Wie er straks echter met quasi zekerheid bloemen in ontvangst zal mogen nemen is Jasper Philipsen. De Vlam van Ham rijdt een uitgebreid programma waar hij als één van de topfavorieten van start zal gaan in sprintklassiekers als Kuurne-Brussel-Kuurne, Classic Brugge-De Panne en de Scheldeprijs. Succes daar - gezien zijn status als misschien wel snelste man van het pak - is eigenlijk een must en mits een gunstige wedstrijdsituatie valt er ook in Milaan-Sanremo met hem rekening te worden gehouden. Daarnaast moet Philipsen ook een stap kunnen zetten in de kasseiklassiekers. Komende zaterdag reeds in de Omloop Het Nieuwsblad, vervolgens ook in Gent-Wevelgem, Dwars door Vlaanderen en Parijs-Roubaix.

U merkt het: Alpecin-Deceuninck is meer dan ooit méér dan enkel en alleen Van der Poel. Al zorgden ook 'mindere goden' als Dries De Bondt, Robert Stannard en Gianni Vermeersch de laatste jaren al voor het nodige succes. Meedingen naar de overwinning – in de misschien iets kleinere koersen – moet ook dit jaar zeker tot de mogelijkheden behoren voor deze jongens.
DARK HORSE
We hadden hem hierboven al even vernoemd: met Axel Laurance lijken de troepen van Alpecin-Deceuninck een ware groeibriljant te hebben aangetrokken. Nadat bekendgeraakte dat de ploeg van B&B Hotels – KTM ophield te bestaan was er meteen veel interesse voor de jongeling, onder meer van Soudal Quick-Step en uiteraard de grote Franse ploegen. Uiteindelijk verkoos Laurance een transfer naar Alpecin-Deceuninck. “Ik ben ervan overtuigd dat ik me hier verder kan ontwikkelen”, klonk het enkele maanden geleden.

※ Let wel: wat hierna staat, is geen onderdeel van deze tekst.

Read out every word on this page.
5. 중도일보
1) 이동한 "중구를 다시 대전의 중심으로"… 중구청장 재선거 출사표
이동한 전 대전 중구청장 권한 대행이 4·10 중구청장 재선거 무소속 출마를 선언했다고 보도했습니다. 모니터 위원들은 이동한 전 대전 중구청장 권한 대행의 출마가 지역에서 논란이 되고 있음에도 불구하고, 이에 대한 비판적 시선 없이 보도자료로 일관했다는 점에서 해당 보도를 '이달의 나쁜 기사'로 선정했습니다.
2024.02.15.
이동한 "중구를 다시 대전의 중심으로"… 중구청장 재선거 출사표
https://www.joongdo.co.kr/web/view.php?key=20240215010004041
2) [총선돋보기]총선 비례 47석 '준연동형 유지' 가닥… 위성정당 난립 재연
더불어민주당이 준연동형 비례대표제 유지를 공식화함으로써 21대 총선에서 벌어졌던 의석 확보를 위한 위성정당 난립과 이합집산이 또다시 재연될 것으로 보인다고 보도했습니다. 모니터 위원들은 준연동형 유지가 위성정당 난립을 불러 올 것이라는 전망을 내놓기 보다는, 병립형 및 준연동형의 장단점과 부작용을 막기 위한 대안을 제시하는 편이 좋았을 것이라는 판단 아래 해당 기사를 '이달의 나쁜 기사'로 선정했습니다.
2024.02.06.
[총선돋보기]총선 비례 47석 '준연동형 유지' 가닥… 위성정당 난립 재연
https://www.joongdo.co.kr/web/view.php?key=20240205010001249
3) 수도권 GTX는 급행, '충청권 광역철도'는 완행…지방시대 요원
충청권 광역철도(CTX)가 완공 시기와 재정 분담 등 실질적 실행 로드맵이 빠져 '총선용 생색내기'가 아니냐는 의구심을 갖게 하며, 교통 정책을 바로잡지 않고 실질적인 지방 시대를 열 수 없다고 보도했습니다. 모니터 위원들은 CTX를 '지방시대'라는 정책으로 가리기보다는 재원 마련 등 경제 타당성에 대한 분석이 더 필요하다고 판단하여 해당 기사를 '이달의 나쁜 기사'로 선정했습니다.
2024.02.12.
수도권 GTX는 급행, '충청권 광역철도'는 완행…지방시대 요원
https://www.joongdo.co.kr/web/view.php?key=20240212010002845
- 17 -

Dat Laurance over heel wat talent beschikt hebben we al mogen aanschouwen. Daarbij denken we meteen aan de Bretagne Classic van vorig jaar waar Wout van Aert heer en meester was, maar de Fransman erg knap tweede werd. In de sprint liet hij daar onder meer Arnaud de Lie en Biniam Girmay achter zich. Qua adelbrieven kan dat tellen. Maar vergis u niet: Laurance is geen sprinter. Duidelijk beschikt hij wel over een sterk eindschot – toch zeker op een hellende finish - maar voelt hij zich voornamelijk in zijn sas als de weg - niet al te lang - bergop loopt. In de Ardense klassiekers zou hij dus best weleens kunnen verrassen.

STRUIKELBLOK
Hoewel we in dit stuk hebben benadrukt dat Alpecin-Deceuninck sterker is geworden in de breedte – wat ook wel zo is – zal toch weer veel vallen of staan met het presteren van Mathieu van der Poel. Normaliter kan je hier blindelings op vertrouwen, maar de Nederlander kampt sedert zijn val tijdens de mountainbikerit op de Olympische Spelen te pas en voornamelijk te onpas met rugproblemen.

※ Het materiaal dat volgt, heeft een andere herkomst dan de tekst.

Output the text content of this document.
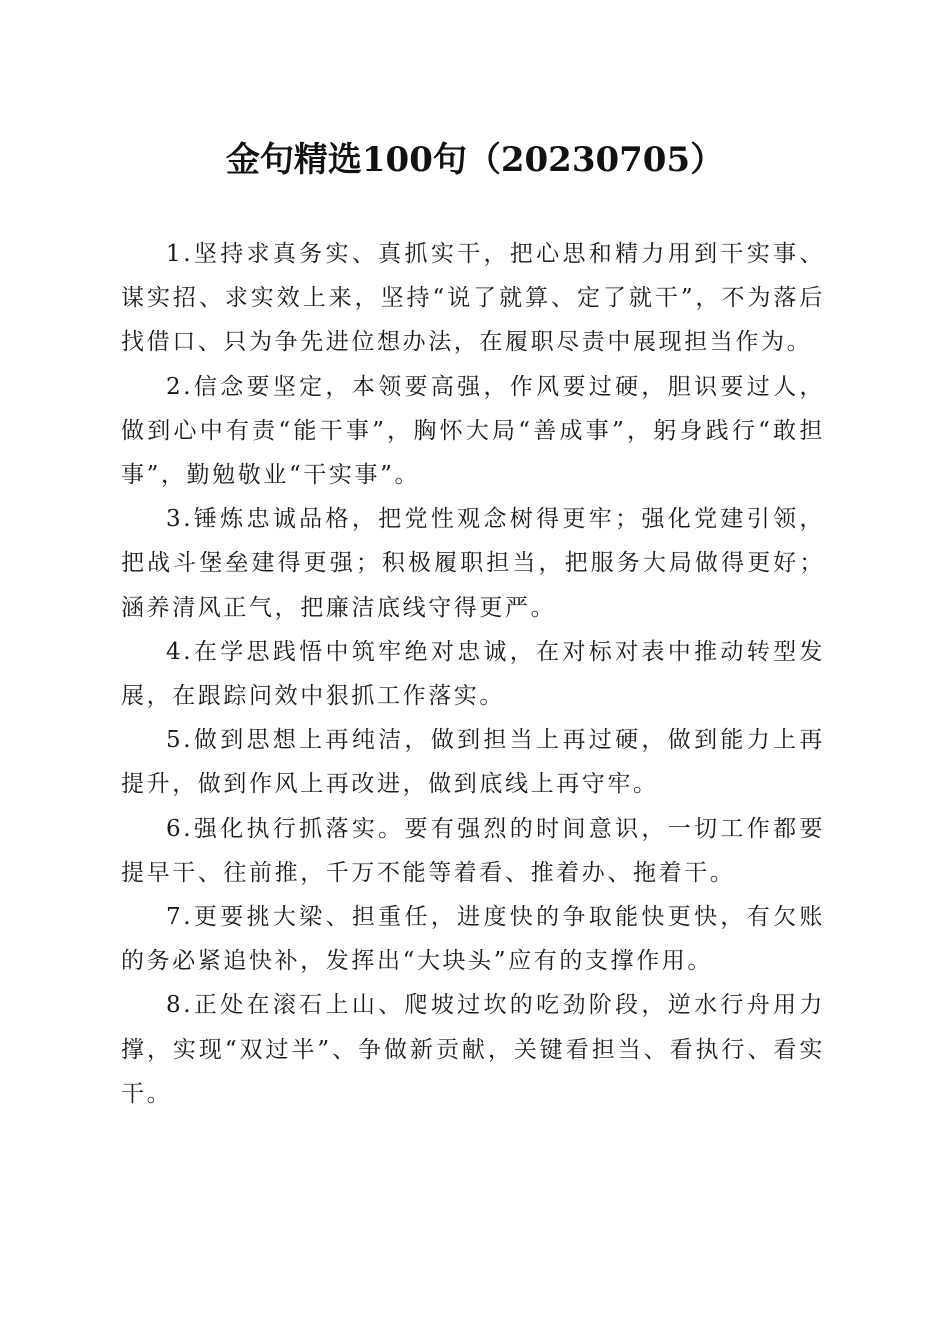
金句精选100句（20230705）

1.坚持求真务实、真抓实干，把心思和精力用到干实事、谋实招、求实效上来，坚持“说了就算、定了就干”，不为落后找借口、只为争先进位想办法，在履职尽责中展现担当作为。

2.信念要坚定，本领要高强，作风要过硬，胆识要过人，做到心中有责“能干事”，胸怀大局“善成事”，躬身践行“敢担事”，勤勉敬业“干实事”。

3.锤炼忠诚品格，把党性观念树得更牢；强化党建引领，把战斗堡垒建得更强；积极履职担当，把服务大局做得更好；涵养清风正气，把廉洁底线守得更严。

4.在学思践悟中筑牢绝对忠诚，在对标对表中推动转型发展，在跟踪问效中狠抓工作落实。

5.做到思想上再纯洁，做到担当上再过硬，做到能力上再提升，做到作风上再改进，做到底线上再守牢。

6.强化执行抓落实。要有强烈的时间意识，一切工作都要提早干、往前推，千万不能等着看、推着办、拖着干。

7.更要挑大梁、担重任，进度快的争取能快更快，有欠账的务必紧追快补，发挥出“大块头”应有的支撑作用。

8.正处在滚石上山、爬坡过坎的吃劲阶段，逆水行舟用力撑，实现“双过半”、争做新贡献，关键看担当、看执行、看实干。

Zo leek er afgelopen winter geen vuiltje aan de lucht in zijn eerste crosswedstrijden maar speelden de kwaaltjes nadien toch weer op. Herstellen deed Van der Poel met een vijfde wereldtitel in het veld bijzonder sterk, maar blijft het toch steeds bang afwachten of deze rugproblemen niet (opnieuw) voor de nodige averij zullen zorgen.